Attacks on UNLV are totally without merit

To the editor:

I read with disgust the Nov. 14 commentary on UNLV by professor William Epstein. Apparently, Mr. Epstein has a personal vendetta against the faculty, administration, students and staff. He must have been hallucinating.

My professors are internationally recognized. Our dean at the School of Community Health Sciences, Mary Guinan, has hundreds of publications in the medical field and worked as a public health warrior in Africa, eradicating small pox and then again on the forefront at the CDC fighting the AIDS epidemic. She graduated from the No. 1 medical school in the nation, Johns Hopkins.

On the other hand, Mr. Epstein’s alma mater ranked 61st in his region of New York.

Mr. Epstein’s attack on the abilities of UNLV students is without merit. Apparently, he has never been to our state-of-the-art library at midnight, when it is packed with students working on their studies.

I have a suggestion for Mr. Epstein: Quit. Let us hire several associate professors for the six-figure salary he commands as a tenured professor. We need positive professors who can work as team members to inspire the future leaders of Nevada, the nation and the world.

Maryanne Tirinnanzi

Las Vegas

Red tape

To the editor:

In response to your Nov. 21 commentary, “Strangled by red tape”: In the 1930s, this nation built Hoover Dam. It took about five years and cost about $35 million. In the 1970s, we built a visitors center at the dam. It took 12 years and $172 million.

The difference? To build the visitors center, we had to conduct an environmental impact statement.

Frank E. Bupp

Las Vegas

Taxing ways

To the editor:

I agree that the sales tax exemption should be extended for those states without a state income tax (Review-Journal editorial). However, those same states are in the same boat as smokers when Congress votes to increase taxes on cigarettes. The majority could care less if they impose taxes that don’t effect them. Hope Congress sees the inequity and extends the sales tax deduction.

But what I am really curious about is the statement in the editorial concerning extending tax breaks for the wealthy. The comment “on high-wage earners who are able to invest in businesses and create jobs” has proven to be false. The unemployment rate in December 2000 was 4.5 percent. The tax breaks were enacted in 2001. By 2004, the unemployment rate was 6 percent and now it is 9.7 percent. I ask you, where are all the jobs that are supposed to have been created by these tax breaks for the wealthy?

I’m not talking about the jobs in China created by American investment in casinos, or jobs in India created to handle call centers, I’m talking about American jobs.

Now the Republicans won’t extend jobless benefits for all those people whose jobs vanished and the wealthy have not delivered on their “ability” to create jobs with extra money given to them by the tax breaks. When we will learn that wealthy Americans today could care less about the hard-working middle class? The only thing they care about is if their yacht is bigger, their house is bigger, their private jet is newer and so on.

Review your story some months ago about the gentleman in an upscale Las Vegas neighborhood who complained that the recession has caused him to have to drive a four year old Lexus instead of the new Mercedes he wanted to buy. Talk about a Marie Antoinette complex.

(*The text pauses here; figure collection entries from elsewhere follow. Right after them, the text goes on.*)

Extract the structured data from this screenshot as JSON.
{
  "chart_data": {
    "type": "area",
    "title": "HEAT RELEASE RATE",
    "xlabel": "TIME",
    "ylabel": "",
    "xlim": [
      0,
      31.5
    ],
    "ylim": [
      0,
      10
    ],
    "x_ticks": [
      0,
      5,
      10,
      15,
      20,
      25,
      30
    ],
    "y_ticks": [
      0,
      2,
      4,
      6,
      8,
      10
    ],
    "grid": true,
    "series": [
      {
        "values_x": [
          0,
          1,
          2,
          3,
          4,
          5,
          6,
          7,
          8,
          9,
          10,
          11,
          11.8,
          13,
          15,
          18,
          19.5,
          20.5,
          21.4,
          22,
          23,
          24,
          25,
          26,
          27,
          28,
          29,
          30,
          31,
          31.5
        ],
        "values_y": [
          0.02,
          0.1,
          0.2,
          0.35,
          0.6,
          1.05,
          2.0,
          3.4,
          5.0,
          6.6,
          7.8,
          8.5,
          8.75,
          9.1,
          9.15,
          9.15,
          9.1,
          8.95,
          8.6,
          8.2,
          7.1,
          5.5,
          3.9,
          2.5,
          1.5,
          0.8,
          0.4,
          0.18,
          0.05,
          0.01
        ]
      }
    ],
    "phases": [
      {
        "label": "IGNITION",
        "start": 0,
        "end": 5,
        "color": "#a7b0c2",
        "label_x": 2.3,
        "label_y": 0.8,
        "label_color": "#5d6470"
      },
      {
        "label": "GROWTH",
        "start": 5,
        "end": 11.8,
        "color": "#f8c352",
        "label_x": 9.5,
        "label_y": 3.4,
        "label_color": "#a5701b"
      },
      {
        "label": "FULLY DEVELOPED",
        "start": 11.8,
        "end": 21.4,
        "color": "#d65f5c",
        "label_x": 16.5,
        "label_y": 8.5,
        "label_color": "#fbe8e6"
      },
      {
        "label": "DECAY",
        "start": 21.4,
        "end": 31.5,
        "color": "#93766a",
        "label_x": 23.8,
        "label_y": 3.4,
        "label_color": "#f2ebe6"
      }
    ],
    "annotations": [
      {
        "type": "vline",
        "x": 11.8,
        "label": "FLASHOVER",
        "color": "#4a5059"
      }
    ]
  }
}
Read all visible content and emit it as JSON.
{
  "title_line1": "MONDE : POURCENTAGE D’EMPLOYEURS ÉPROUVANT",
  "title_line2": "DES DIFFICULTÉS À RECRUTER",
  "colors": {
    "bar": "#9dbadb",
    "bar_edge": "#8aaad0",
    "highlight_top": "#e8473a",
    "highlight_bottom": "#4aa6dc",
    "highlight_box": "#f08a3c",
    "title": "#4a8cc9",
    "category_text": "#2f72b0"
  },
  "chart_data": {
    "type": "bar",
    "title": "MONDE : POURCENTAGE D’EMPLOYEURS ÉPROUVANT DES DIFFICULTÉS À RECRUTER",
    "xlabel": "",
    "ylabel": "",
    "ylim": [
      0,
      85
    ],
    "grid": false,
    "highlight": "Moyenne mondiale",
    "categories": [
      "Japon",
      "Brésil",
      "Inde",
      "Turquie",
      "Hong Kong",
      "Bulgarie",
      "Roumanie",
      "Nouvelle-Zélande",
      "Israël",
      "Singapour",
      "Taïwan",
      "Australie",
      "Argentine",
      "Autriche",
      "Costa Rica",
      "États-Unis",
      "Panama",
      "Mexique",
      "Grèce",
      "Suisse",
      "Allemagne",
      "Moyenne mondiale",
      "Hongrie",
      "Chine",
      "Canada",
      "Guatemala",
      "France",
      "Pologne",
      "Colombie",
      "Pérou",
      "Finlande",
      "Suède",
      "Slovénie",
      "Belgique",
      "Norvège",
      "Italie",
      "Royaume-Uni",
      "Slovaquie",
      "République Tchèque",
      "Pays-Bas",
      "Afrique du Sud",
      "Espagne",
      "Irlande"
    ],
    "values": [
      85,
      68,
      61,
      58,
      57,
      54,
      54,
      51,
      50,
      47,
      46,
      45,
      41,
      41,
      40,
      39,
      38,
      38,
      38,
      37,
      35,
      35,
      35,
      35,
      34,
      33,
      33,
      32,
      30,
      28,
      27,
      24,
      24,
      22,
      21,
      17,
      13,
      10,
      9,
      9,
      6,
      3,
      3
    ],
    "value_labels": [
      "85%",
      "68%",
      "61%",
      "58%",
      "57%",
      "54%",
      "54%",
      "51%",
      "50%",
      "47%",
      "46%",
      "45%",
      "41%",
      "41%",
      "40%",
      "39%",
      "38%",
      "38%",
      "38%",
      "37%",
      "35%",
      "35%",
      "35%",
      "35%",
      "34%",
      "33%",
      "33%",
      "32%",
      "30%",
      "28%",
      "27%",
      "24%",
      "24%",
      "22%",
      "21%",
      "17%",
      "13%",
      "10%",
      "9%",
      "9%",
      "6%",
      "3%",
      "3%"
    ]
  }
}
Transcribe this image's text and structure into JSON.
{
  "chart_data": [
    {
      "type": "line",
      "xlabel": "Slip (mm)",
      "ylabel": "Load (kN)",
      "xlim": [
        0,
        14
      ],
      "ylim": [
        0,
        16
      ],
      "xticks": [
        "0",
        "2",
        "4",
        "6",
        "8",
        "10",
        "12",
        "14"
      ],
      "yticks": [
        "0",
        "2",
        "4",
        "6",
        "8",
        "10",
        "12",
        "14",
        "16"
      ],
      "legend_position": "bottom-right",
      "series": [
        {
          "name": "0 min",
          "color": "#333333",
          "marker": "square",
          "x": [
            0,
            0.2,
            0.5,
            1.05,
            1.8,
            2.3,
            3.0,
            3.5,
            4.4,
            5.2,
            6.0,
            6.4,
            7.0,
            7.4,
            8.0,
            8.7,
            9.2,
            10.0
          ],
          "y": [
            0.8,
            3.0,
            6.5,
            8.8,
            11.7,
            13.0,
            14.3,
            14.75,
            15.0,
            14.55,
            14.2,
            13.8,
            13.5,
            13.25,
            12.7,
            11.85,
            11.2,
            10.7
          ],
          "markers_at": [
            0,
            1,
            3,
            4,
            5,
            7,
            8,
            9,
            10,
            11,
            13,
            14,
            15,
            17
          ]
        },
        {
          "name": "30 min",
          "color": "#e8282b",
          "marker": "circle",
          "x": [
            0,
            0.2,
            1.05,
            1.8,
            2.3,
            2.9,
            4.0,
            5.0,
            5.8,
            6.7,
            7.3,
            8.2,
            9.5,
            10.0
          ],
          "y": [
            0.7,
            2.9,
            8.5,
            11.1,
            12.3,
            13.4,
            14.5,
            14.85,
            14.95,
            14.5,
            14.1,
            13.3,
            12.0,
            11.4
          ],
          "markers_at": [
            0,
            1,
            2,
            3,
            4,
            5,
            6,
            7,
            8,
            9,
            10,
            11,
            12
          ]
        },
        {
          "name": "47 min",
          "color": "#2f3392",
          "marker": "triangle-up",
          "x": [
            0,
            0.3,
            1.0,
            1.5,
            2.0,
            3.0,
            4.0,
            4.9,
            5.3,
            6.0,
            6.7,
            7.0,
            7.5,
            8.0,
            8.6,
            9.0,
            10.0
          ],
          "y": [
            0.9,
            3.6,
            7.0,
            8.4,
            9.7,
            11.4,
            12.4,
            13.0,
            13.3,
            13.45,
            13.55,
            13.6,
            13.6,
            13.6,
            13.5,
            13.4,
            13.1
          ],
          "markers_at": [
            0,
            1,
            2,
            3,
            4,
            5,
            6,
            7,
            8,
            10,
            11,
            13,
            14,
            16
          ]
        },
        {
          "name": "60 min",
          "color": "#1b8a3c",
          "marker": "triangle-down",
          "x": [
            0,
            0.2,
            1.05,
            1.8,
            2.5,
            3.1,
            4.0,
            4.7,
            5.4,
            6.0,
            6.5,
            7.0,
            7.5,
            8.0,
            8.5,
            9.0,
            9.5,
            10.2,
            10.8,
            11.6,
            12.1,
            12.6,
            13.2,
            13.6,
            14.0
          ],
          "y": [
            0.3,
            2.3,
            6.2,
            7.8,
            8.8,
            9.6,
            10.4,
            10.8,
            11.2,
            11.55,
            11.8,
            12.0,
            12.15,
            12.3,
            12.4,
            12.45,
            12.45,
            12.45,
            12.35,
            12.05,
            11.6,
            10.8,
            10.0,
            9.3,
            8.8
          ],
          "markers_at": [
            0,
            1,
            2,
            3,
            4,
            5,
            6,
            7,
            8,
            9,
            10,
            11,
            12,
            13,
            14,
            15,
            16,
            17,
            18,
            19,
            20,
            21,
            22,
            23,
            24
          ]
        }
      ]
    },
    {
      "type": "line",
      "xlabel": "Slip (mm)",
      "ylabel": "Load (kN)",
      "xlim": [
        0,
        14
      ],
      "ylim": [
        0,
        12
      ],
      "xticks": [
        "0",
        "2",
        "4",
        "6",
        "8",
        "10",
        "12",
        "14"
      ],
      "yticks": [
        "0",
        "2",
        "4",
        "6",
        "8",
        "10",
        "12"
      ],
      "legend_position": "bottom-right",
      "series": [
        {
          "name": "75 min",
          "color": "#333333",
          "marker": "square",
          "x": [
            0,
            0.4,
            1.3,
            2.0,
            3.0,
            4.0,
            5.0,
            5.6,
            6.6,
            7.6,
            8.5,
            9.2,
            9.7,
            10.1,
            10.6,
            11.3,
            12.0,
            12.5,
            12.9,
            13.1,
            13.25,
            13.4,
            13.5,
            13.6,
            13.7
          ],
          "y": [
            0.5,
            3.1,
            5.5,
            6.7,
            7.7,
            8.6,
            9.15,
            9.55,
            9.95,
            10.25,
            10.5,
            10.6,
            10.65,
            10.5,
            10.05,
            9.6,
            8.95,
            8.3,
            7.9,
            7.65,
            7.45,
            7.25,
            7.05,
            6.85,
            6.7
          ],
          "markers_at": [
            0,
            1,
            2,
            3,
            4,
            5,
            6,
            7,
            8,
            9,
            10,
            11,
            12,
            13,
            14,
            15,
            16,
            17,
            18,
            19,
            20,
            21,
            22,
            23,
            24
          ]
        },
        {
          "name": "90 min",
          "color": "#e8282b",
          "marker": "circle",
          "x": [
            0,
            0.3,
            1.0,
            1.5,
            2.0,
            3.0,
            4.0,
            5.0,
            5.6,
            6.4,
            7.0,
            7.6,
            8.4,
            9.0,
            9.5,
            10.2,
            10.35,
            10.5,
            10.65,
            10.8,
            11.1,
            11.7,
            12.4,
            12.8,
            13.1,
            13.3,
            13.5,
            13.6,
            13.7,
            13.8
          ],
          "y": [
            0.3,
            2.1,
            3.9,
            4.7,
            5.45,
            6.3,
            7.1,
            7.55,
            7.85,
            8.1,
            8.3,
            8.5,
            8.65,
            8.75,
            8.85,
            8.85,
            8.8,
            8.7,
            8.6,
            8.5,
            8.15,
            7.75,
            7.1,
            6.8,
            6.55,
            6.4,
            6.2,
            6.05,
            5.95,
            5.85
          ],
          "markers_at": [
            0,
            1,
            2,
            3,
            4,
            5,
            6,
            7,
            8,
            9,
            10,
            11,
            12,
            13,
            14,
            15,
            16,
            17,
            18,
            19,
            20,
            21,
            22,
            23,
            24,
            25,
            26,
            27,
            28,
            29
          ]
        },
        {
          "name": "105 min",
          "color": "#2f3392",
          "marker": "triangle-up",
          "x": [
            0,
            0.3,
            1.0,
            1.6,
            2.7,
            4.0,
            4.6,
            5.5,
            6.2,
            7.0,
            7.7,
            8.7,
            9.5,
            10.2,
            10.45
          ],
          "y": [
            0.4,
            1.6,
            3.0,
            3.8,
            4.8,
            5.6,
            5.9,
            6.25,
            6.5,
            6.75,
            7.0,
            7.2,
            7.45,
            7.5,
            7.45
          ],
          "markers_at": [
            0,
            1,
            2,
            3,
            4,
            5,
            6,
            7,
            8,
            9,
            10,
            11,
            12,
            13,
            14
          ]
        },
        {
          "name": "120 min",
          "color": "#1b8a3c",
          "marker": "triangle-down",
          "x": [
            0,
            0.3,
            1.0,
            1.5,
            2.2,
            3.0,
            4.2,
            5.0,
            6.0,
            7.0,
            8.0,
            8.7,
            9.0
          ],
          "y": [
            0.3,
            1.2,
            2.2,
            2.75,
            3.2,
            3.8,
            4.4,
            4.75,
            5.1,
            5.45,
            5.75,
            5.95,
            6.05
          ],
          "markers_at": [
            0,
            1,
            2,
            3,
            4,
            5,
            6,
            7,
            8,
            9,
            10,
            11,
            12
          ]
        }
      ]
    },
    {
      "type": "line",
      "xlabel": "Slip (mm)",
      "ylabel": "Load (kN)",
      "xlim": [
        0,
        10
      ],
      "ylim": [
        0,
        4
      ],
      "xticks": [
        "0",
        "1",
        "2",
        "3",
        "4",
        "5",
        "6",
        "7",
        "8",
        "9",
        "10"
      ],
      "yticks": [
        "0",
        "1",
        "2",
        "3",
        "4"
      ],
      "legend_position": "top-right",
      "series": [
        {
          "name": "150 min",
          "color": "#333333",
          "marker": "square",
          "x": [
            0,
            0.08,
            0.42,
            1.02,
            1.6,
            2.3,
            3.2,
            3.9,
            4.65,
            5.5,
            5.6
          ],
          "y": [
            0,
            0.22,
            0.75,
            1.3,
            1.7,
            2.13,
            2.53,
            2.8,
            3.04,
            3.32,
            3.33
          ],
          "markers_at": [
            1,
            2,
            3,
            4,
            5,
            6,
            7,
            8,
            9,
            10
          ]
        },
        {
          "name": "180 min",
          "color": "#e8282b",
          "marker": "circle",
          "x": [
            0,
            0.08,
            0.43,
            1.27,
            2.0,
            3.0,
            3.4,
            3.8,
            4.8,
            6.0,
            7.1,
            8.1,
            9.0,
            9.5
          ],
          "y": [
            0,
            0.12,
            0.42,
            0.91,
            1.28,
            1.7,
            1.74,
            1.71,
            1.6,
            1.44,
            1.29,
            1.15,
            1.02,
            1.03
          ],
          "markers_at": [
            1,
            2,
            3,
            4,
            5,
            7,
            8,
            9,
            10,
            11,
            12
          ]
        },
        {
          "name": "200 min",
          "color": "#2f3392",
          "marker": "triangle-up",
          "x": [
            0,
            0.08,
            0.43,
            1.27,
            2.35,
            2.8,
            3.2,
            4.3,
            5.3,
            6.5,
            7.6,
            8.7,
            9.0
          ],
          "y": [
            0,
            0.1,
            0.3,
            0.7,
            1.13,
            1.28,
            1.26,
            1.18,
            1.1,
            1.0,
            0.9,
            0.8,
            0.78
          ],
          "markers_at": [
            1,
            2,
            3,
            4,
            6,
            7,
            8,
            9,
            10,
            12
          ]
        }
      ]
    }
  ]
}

In all fairness, why invest in a business, build it up and create jobs? When you die, the government wants to take most of it away through estate taxes. It is little wonder our economy is in shreds. Again, when will we learn?

Michael R. Stilley


Privileged class

To the editor:

Isn’t it amazing that the government officials exempt themselves from the laws they impose upon us? For example: ObamaCare and TSA searches.

In addition, they put in place triggers to ensure automatic salary raises for themselves without a public vote.

Not to mention their ability to make investments with knowledge that they have due to their office, such as purchasing land knowing there will be a bridge built next to it.

Makes you wonder.

David Sutton

North Las Vegas

Higher degrees

To the editor:

I agree that getting a master’s degree will not in itself make someone a better teacher. (Review-Journal, Tuesday). But discouraging teachers from getting higher degrees also has no benefits.

Even though I didn’t walk into my classroom a better teacher the day after I got my master’s degree, it did open doors that wouldn’t have been open for me without it. I became a more valuable commodity in the work force. I was able to do other jobs outside the classroom, such as consultant work, jobs I would not have had access to without it. I was able to better myself in that I had a greater connection between the working world and the classroom curriculum and was better at communicating with my students what they could expect once they left the classroom.

All of this I would attribute to my master’s degree.

So by taking away the financial incentive for educators to obtain higher degrees, you reduce the effectiveness of our classroom teachers to understand and communicate the educational needs of our students in the working world. I doubt anyone would want that situation, at least anyone who wasn’t wearing blinders.